Denizli
Antalya’dan Denizli’ye gelirken Acıpayam’dan sonra Serinhisar’dan Leblebi aldık belki 30 çeşit leblebi var (gerçi bazıları biraz zorlama olmuş, Zorlama dedik, leblebiye laf ettik, çifte kavrulmuşu yerken dişim kırıldı aman diyeyim).
Denizli denince akla Pamukkale ve Horoz geliyor. Tercihimizi Pamukkale’den yana kullandık ( Horoz eti sert oluyormuş :) ) Travertenlerde gezmek ilgiç oldu. Tarihi kısımlar ve Müze de, ziyaret edilmesi gereken yerlerden. Antik Havuzda yüzmek isterseniz 32 TL’yi gözden çıkarmanız gerekli (Otoparka 15, girişe 35 TL deyince, zaten yüzecek halimiz kalmamıştı). Gece Pamukkale’de konakladık, ışıklandırılmış hali ile Pamukkale’nin görüntüsü çok hoştu. Gölün kıyısında bulunan tesiste ki Canlı müzik geceyi daha da güzelleştirdi.

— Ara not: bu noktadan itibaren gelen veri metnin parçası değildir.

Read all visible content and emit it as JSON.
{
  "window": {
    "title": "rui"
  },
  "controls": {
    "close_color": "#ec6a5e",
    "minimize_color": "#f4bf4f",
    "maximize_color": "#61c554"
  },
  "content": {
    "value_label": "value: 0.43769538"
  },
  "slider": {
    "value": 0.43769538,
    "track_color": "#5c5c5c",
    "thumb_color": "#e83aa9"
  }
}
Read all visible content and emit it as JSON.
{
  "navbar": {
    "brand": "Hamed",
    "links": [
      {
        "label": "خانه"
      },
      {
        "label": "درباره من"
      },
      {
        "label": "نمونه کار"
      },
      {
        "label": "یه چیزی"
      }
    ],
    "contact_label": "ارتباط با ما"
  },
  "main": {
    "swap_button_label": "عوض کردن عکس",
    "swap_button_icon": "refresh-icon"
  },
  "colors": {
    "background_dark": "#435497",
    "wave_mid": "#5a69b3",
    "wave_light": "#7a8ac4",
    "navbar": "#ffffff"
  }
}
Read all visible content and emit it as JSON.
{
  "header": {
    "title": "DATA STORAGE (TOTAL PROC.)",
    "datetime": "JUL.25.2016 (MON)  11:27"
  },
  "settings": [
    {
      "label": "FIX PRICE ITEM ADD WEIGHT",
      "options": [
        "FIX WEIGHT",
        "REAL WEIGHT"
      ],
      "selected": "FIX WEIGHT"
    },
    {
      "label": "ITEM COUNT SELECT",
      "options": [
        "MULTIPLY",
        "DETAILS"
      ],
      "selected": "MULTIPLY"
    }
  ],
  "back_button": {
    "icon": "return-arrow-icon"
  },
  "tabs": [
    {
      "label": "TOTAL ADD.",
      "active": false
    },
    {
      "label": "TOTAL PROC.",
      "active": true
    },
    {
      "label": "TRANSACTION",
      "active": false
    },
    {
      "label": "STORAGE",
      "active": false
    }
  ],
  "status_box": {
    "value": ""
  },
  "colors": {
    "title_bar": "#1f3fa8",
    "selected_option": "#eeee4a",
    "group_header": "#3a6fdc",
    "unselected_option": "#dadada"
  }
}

Ertesi sabah, kahvaltının ardından Denizli’ye hareket ettik. Denizli’de Bayram Yeri ve Kaleiçi’ni gezdik. Asıl hedef öğlen saatlerinde açılan Denizli Kebabı satışı yapan kebapçılar (12:00-15:00 saatleri açıklar). Kebap deyince, şişe dizilmiş bir şey beklemeyin. Fırında saatlerce pişen koyun eti, bir tepsi içinde lavaş ekmek eşiliğinde sunuluyor (çatal-bıçak yok, istemeyin elle yemeniz gerekiyor). İşi ilerletmek isteyenler için kelle serviside var :)
Öğlen yemeğinin ardından Bayram yerinde hızlı bir tur. Ardından hedef Afrodisias. Afrodisias Afrodit’e adanan ve heykel okulunu barındıran antik bir şehir. Afrodisias’ı bize kazandıran ve ömrünü buraya adıyarak 31 yılını geçiren Kenan Erim’ i saygıyla anmak gerek. Heykel okulunun bıraktığı izleri sadece Anadolu’da değil, bütün Akdeniz de görmek mümkün. Mermer’ e hayat veren bu isimsiz ustaları tanıyamamış olmak büyük kayıp. Antik şehrin keyfini en fazla çıkaranlar Sincaplar. Antep Fıstığı ağaçları, Ceviz ağaçları emirlerinde :) Afrodisias’ı layıkıyla gezmek istiyorsanız Yarım gününüzü ayırmanız gerek. Agorası, heykel atölyeleri, müzede bulunan heykellere bakmak, ağaçların altında biraz soluklanmak, sağlam vaziyette kalan büyük stadyumu görmek, en az yarım gün. Mevsimi iyi ayarlayın ve mümkünse sabah gelin. Açılış 08:00’de.
Sevgiler
Güzel bir gelişme oldu:Afrodisyas Arkeolojik Alanı UNESCO Dünya Mirası listesi’ne girdi.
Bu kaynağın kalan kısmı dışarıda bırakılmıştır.